Tyramine–enzyme conjugate repeats for an interdigitated capacitance immunosensing array in the detection of neuroblastoma biomarker neuron-specific enolase

Methods based on enzyme labelling strategies have been widely developed for capacitance immunoassays, but most suffer from low sensitivity and are unfavorable for routine use in the early stages of diagnostics. Herein, we designed a highly efficient capacitance immunosensing method for the low-abundance neuroblastoma biomarker neuron-specific enolase (NSE) using an interdigitated micro-comb electrode.
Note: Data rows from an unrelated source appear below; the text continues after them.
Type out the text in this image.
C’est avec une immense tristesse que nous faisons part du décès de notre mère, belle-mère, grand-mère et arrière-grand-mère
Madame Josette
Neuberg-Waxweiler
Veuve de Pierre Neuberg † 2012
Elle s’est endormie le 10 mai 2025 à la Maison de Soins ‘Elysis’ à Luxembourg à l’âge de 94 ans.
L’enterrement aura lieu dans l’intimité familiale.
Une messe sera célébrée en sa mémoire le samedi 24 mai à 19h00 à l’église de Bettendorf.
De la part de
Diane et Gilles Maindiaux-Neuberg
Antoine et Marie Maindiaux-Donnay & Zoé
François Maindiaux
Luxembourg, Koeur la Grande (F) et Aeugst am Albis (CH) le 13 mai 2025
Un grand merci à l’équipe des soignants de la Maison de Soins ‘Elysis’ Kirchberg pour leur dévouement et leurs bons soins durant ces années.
Initially, monoclonal mouse anti-human NSE capture antibodies were immobilized on the interdigitated gold electrodes using bovine serum albumin. Thereafter, a sandwich-type immunoreaction was carried out in the presence of target NSE using horseradish peroxidase (HRP)-labeled secondary antibodies. The labelled HRP subsequently triggered the formation of tyramine–enzyme conjugate repeats with the help of HRP–tyramine and H₂O₂. The concatenated HRP molecules catalyzed the oxidation of 4-chloro-1-naphthol to produce an insoluble precipitate on the interdigitated micro-comb electrode, resulting in a shift in capacitance. Two protocols, with and without tyramine–HRP repeats, were investigated for the detection of NSE, with improved analytical performance achieved through tyramine signal amplification. Under optimum conditions, the interdigitated capacitance immunosensors exhibited good responses to target NSE within a dynamic linear range of 1.0–10 000 pg mL⁻¹, with a low detection limit of 0.78 pg mL⁻¹. An intermediate reproducibility of ≤9.67% was accomplished with batch-to-batch consistency, and good anti-interference capacity against other proteins was acquired. No significant differences at the 0.05 significance level were encountered in the analysis of 12 human serum specimens between the developed capacitance immunosensor and the commercially available enzyme-linked immunosorbent assay (ELISA).